Но даже более светлое Я кормового стрелка не было свободно от сожалений перед лицом уничтожения. Пусть оно было равнодушно к выживанию индивидуума, но и ему представлялось, что с его уходом окончится что-то, может быть, более ценное. Представлялось, что все скудные сокровища опыта, накопленные за его краткую жизнь, теперь, с его гибелью, тоже пропадут. Если бы знать, что они вольются в космическую или божественную сокровищницу опыта, как капля в океан! Но у него не было оснований так думать, а его ясный и точный разум презирал веру без доказательств, веру ради утешения. Что ж, океан не слишком обеднеет без одной капли. Более того, он с горечью сознавал теперь, что в его дремотном существовании вряд ли нашлось бы что-то уникальное, стоящее сохранения. Пусть так — но вот шестеро его товарищей, и тысячи убитых на войне, и все, умершие и умирающие во все века, во всех странах? Все эти звезды, которые на самом деле — солнца, разумные миры, разбросанные, пусть редко, по всем галактикам?

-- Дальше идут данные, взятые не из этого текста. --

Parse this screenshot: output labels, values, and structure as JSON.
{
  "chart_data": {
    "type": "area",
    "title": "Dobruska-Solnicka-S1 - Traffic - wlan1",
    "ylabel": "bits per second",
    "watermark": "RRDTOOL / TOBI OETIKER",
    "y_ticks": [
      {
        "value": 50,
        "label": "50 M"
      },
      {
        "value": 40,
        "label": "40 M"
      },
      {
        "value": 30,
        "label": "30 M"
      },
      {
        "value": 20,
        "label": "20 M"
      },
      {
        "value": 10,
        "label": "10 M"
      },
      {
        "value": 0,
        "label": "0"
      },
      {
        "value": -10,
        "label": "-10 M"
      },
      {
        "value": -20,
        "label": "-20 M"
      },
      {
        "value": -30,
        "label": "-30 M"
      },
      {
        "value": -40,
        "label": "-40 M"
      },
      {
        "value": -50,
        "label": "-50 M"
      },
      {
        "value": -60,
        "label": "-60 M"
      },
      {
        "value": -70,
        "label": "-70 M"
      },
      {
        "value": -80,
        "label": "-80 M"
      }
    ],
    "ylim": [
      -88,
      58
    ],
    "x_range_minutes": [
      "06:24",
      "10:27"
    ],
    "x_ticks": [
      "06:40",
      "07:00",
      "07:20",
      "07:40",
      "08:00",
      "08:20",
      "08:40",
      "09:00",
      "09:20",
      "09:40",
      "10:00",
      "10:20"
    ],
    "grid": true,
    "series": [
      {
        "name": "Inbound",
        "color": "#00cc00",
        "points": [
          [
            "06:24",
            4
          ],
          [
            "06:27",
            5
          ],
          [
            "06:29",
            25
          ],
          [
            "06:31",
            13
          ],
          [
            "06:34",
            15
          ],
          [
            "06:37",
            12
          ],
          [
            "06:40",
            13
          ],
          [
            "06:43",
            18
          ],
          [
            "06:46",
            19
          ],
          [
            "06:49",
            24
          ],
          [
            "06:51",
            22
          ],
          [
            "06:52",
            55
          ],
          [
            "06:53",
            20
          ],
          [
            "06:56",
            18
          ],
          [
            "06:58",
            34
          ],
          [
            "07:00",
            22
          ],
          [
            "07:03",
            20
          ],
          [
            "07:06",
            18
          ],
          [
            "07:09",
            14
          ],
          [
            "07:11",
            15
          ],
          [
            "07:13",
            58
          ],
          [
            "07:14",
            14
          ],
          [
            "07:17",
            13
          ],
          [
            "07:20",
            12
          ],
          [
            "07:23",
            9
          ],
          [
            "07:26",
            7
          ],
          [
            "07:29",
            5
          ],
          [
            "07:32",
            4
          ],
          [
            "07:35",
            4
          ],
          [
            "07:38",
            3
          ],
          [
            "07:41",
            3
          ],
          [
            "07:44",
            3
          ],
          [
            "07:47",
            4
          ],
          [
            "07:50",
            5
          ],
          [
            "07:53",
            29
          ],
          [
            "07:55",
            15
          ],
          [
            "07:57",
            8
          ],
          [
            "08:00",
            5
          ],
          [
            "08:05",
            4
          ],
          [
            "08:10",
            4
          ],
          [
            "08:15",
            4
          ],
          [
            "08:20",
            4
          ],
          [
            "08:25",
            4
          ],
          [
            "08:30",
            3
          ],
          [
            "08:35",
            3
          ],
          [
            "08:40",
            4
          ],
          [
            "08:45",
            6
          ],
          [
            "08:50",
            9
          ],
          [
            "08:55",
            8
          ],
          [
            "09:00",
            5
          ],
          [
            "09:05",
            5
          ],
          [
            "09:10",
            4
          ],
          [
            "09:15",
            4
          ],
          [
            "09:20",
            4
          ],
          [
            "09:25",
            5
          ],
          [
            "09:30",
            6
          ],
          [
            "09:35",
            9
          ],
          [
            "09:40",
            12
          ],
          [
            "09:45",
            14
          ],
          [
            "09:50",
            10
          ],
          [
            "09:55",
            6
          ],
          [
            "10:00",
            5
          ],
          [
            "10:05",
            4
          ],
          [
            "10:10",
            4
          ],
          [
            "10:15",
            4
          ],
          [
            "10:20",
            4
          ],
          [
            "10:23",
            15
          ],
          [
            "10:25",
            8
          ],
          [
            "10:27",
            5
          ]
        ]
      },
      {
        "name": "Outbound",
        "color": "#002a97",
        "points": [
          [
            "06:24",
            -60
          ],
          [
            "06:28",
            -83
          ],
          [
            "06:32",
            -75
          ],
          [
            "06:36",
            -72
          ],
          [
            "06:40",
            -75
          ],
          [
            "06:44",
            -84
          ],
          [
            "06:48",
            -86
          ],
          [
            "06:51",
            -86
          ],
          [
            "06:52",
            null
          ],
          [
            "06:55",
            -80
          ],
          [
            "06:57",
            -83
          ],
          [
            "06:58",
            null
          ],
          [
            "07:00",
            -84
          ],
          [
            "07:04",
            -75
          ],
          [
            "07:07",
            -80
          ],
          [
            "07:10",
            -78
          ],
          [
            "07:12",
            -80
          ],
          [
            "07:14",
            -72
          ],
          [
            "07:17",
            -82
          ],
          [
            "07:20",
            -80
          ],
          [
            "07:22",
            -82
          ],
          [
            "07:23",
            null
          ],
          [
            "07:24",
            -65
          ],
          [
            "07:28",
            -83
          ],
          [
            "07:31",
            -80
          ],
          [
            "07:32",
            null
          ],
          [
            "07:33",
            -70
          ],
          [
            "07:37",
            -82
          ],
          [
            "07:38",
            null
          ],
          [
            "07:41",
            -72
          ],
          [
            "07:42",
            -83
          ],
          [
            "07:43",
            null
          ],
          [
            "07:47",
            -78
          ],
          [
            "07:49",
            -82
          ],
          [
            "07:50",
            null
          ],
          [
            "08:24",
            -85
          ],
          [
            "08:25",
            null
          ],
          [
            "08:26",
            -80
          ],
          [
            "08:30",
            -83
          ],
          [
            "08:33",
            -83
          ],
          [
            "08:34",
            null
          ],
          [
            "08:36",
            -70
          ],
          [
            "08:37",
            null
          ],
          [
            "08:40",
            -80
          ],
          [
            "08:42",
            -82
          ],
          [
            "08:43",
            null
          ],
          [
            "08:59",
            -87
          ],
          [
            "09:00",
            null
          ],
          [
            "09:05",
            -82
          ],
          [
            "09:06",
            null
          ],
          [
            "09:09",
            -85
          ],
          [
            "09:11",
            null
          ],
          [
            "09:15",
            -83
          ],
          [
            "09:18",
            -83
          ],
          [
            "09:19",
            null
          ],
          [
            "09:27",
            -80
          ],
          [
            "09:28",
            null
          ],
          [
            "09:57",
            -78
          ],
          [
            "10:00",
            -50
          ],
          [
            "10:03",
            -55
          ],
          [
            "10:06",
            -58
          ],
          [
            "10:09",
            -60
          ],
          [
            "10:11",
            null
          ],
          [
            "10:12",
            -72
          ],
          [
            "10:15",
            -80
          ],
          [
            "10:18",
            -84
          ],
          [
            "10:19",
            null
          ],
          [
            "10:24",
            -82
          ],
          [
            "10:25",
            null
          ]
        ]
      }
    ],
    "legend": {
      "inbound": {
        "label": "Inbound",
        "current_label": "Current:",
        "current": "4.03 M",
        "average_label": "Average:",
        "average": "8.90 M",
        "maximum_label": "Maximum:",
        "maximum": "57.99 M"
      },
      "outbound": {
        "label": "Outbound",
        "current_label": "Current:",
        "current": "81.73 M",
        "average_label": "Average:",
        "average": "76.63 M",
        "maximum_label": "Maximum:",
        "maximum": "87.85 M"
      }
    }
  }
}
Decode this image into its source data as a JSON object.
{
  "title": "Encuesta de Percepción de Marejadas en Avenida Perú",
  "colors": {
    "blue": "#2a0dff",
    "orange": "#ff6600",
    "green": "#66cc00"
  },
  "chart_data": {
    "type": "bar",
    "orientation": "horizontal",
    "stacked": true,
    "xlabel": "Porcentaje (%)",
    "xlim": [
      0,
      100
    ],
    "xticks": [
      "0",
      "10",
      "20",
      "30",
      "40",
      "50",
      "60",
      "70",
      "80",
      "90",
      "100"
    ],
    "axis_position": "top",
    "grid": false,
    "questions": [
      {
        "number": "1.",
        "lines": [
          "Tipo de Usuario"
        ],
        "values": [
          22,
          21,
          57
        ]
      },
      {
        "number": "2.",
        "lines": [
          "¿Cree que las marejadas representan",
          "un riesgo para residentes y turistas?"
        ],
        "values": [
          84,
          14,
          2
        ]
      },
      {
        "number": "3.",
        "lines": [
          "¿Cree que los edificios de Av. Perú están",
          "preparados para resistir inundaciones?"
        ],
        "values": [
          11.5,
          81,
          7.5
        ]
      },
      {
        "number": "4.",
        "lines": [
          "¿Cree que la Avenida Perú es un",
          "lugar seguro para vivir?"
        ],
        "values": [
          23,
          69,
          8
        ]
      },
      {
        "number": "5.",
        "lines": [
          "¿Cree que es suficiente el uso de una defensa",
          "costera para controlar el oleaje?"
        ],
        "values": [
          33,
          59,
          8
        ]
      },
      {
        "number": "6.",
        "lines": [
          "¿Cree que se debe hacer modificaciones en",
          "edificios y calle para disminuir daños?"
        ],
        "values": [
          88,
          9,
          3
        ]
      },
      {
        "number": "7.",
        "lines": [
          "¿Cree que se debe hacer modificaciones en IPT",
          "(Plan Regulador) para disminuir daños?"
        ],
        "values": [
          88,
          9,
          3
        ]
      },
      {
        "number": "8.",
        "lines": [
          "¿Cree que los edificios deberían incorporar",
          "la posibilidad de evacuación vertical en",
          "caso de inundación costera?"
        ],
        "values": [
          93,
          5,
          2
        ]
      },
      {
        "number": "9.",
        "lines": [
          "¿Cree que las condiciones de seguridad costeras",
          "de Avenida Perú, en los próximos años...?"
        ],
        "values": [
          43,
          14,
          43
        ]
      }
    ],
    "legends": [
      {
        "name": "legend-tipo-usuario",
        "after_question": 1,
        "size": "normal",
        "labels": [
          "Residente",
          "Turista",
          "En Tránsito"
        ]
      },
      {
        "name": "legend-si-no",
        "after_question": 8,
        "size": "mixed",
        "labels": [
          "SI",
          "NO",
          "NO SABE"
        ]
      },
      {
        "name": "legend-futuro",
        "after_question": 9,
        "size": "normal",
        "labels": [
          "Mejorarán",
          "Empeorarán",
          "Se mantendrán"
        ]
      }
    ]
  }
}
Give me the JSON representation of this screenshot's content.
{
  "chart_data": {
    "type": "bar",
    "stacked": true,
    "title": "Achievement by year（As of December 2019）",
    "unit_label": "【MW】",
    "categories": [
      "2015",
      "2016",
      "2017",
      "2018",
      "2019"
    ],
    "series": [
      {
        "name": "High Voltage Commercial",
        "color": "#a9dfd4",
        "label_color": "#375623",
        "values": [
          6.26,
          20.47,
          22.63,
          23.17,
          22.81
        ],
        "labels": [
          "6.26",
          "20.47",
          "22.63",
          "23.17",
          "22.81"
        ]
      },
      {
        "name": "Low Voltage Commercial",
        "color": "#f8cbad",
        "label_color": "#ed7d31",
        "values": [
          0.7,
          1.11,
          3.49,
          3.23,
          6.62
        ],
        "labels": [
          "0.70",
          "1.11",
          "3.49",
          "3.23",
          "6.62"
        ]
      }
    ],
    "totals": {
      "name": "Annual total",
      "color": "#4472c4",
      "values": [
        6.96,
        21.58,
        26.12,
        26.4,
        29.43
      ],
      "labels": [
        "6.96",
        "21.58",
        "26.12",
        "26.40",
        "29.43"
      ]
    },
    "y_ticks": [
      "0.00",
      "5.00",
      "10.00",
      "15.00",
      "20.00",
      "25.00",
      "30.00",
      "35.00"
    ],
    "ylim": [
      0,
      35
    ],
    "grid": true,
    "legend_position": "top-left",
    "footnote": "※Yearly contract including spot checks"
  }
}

Неужели все эти сокровища опыта просто исчезают вместе с эфемерным телом, несшим их в себе?

Кормовой стрелок — даже его светлое Я — с тоской думал о тщетности подобного бытия. Однако он внушал себе, что даже потеря сокровища ничего не значит. Важно другое — чтобы ростки мириадов жизней приближали этот конкретный мир к счастью. Но что такое счастье? Счастье букашек, подобных ему? Значит, не просто к счастью, а к воплощению этих букашек в обогащенном, более проницательном, более разборчивом, более творческом существе. (Какие непривычные слова! Откуда они всплыли в нем?). Пробуждение в букашках все более утонченного с каждым поколением разума. Так значит, оправдание эпохам убожества и страданий — некая завершающая, славная, космическая утопия? Будет ли это ужасающе возвышенная утопия супер-разумов, занятых работой супер-умников? И снова стрелка охватило уныние, когда он подумал о неизбежном упадке и гибели этого далекого общества. Ведь ученые утверждают, что весь мир движется на часовом заводе, и, когда он иссякнет, все живое уничтожится. Его воображению предстали миллионы ледяных миров, покрытых промерзшими сотами бывших городов под саваном последнего снегопада.

Кормовой стрелок, или тот, кто пробудился в нем в последний миг, изнемогал от одиночества и жаждал только сна. Он смутно воспоминал все случаи, когда после тяжелого дня падал в постель и рушился, рушился в мирные глубины сна (опять материнское лоно). В те ночи, скажи ему кто, что он никогда не проснется, он бы вскочил с кровати; теперь же, предполагая, что сон будет вечным, он с благодарностью вздыхал и натягивал на голову одеяло забвения. Наконец, даже последняя жажда гибели погасла в нем, и с ней всякое мышление, всякое сознание.